Module: Iriq::RegistrableDomain

Defined in:
lib/iriq/registrable_domain.rb

Overview

Heuristic registrable-domain extractor. Strips subdomains so that api.foo.com and app.foo.com both resolve to foo.com.

Uses an inline allowlist of the ~50 most common multi-label public suffixes (.co.uk, .com.au, .gov.uk, etc.) — covers the long tail of real-world traffic without the ~3 MB cost of bundling the full Public Suffix List.
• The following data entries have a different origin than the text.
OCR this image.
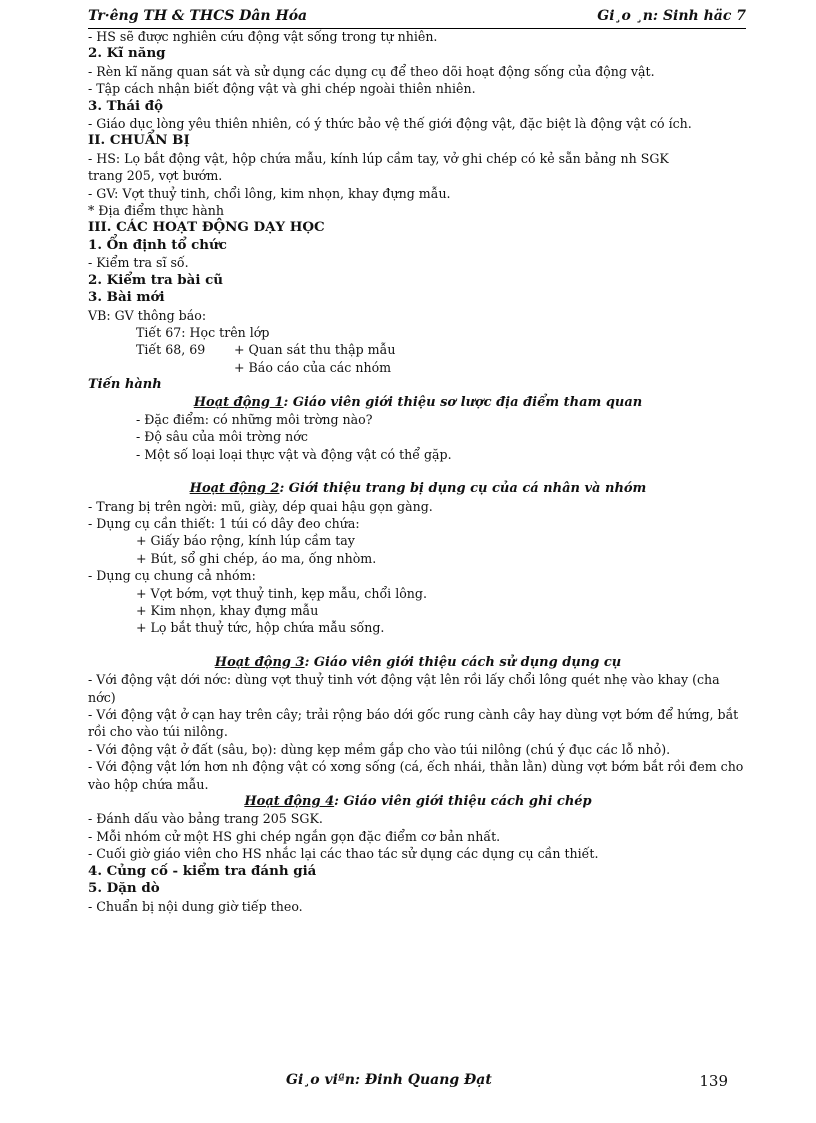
Tr·êng TH & THCS Dân Hóa	Gi¸o ¸n: Sinh häc 7
- HS sẽ được nghiên cứu động vật sống trong tự nhiên.
2. Kĩ năng
- Rèn kĩ năng quan sát và sử dụng các dụng cụ để theo dõi hoạt động sống của động vật.
- Tập cách nhận biết động vật và ghi chép ngoài thiên nhiên.
3. Thái độ
- Giáo dục lòng yêu thiên nhiên, có ý thức bảo vệ thế giới động vật, đặc biệt là động vật có ích.
II. CHUẨN BỊ
- HS: Lọ bắt động vật, hộp chứa mẫu, kính lúp cầm tay, vở ghi chép có kẻ sẵn bảng nh SGK
trang 205, vợt bướm.
- GV: Vợt thuỷ tinh, chổi lông, kim nhọn, khay đựng mẫu.
* Địa điểm thực hành
III. CÁC HOẠT ĐỘNG DẠY HỌC
1. Ổn định tổ chức
- Kiểm tra sĩ số.
2. Kiểm tra bài cũ
3. Bài mới
VB: GV thông báo:
Tiết 67: Học trên lớp
Tiết 68, 69 + Quan sát thu thập mẫu
+ Báo cáo của các nhóm
Tiến hành
Hoạt động 1: Giáo viên giới thiệu sơ lược địa điểm tham quan
- Đặc điểm: có những môi trờng nào?
- Độ sâu của môi trờng nớc
- Một số loại loại thực vật và động vật có thể gặp.
Hoạt động 2: Giới thiệu trang bị dụng cụ của cá nhân và nhóm
- Trang bị trên ngời: mũ, giày, dép quai hậu gọn gàng.
- Dụng cụ cần thiết: 1 túi có dây đeo chứa:
+ Giấy báo rộng, kính lúp cầm tay
+ Bút, sổ ghi chép, áo ma, ống nhòm.
- Dụng cụ chung cả nhóm:
+ Vợt bớm, vợt thuỷ tinh, kẹp mẫu, chổi lông.
+ Kim nhọn, khay đựng mẫu
+ Lọ bắt thuỷ tức, hộp chứa mẫu sống.
Hoạt động 3: Giáo viên giới thiệu cách sử dụng dụng cụ
- Với động vật dới nớc: dùng vợt thuỷ tinh vớt động vật lên rồi lấy chổi lông quét nhẹ vào khay (cha nớc)
- Với động vật ở cạn hay trên cây; trải rộng báo dới gốc rung cành cây hay dùng vợt bớm để hứng, bắt rồi cho vào túi nilông.
- Với động vật ở đất (sâu, bọ): dùng kẹp mềm gắp cho vào túi nilông (chú ý đục các lỗ nhỏ).
- Với động vật lớn hơn nh động vật có xơng sống (cá, ếch nhái, thằn lằn) dùng vợt bớm bắt rồi đem cho vào hộp chứa mẫu.
Hoạt động 4: Giáo viên giới thiệu cách ghi chép
- Đánh dấu vào bảng trang 205 SGK.
- Mỗi nhóm cử một HS ghi chép ngắn gọn đặc điểm cơ bản nhất.
- Cuối giờ giáo viên cho HS nhắc lại các thao tác sử dụng các dụng cụ cần thiết.
4. Củng cố - kiểm tra đánh giá
5. Dặn dò
- Chuẩn bị nội dung giờ tiếp theo.
Gi¸o viªn: Đinh Quang Đạt	139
Niche multi-label TLDs (.priv.no, .tas.gov.au, etc.) will be over-stripped; install the ‘public_suffix` gem and wire it in if accuracy on those matters for your workload.

Constant Summary collapse

TWO_LABEL_SUFFIXES =

rubocop:disable Layout/LineLength

%w[
  co.uk org.uk gov.uk ac.uk net.uk me.uk ltd.uk plc.uk sch.uk
  co.jp ac.jp or.jp ne.jp go.jp gr.jp ed.jp lg.jp
  com.au net.au org.au edu.au gov.au asn.au id.au
  co.nz net.nz org.nz govt.nz ac.nz school.nz
  com.br net.br org.br gov.br edu.br
  com.cn net.cn org.cn gov.cn edu.cn ac.cn
  co.za net.za org.za gov.za ac.za
  co.kr ne.kr or.kr re.kr go.kr ac.kr
  co.in net.in org.in gov.in ac.in
  co.il net.il org.il gov.il ac.il muni.il
  com.mx net.mx org.mx gob.mx edu.mx
  com.ar net.ar org.ar gov.ar
  com.hk net.hk org.hk gov.hk edu.hk
  com.tw net.tw org.tw gov.tw edu.tw
  com.sg net.sg org.sg gov.sg edu.sg per.sg
  com.tr net.tr org.tr gov.tr edu.tr k12.tr
].to_set.freeze
IP_V4_RE =

rubocop:enable Layout/LineLength

/\A\d{1,3}\.\d{1,3}\.\d{1,3}\.\d{1,3}\z/.freeze

Class Method Summary collapse

Class Method Details

.for(host) ⇒ Object

Given an authority (hostname, no port), return the registrable domain. Returns the input unchanged for IP literals, single-label hosts (‘localhost`), and hosts that already match a 2-label apex.



40
41
42
43
44
45
46
47
48
49
50
51
52
53
54
# File 'lib/iriq/registrable_domain.rb', line 40

def for(host)
  return host if host.nil? || host.empty?
  return host if IP_V4_RE.match?(host)

  labels = host.split(".")
  return host if labels.size <= 2

  tail_two = labels.last(2).join(".")
  if TWO_LABEL_SUFFIXES.include?(tail_two)
    # Multi-label public suffix — keep last 3 labels (`foo.co.uk`).
    labels.last(3).join(".")
  else
    labels.last(2).join(".")
  end
end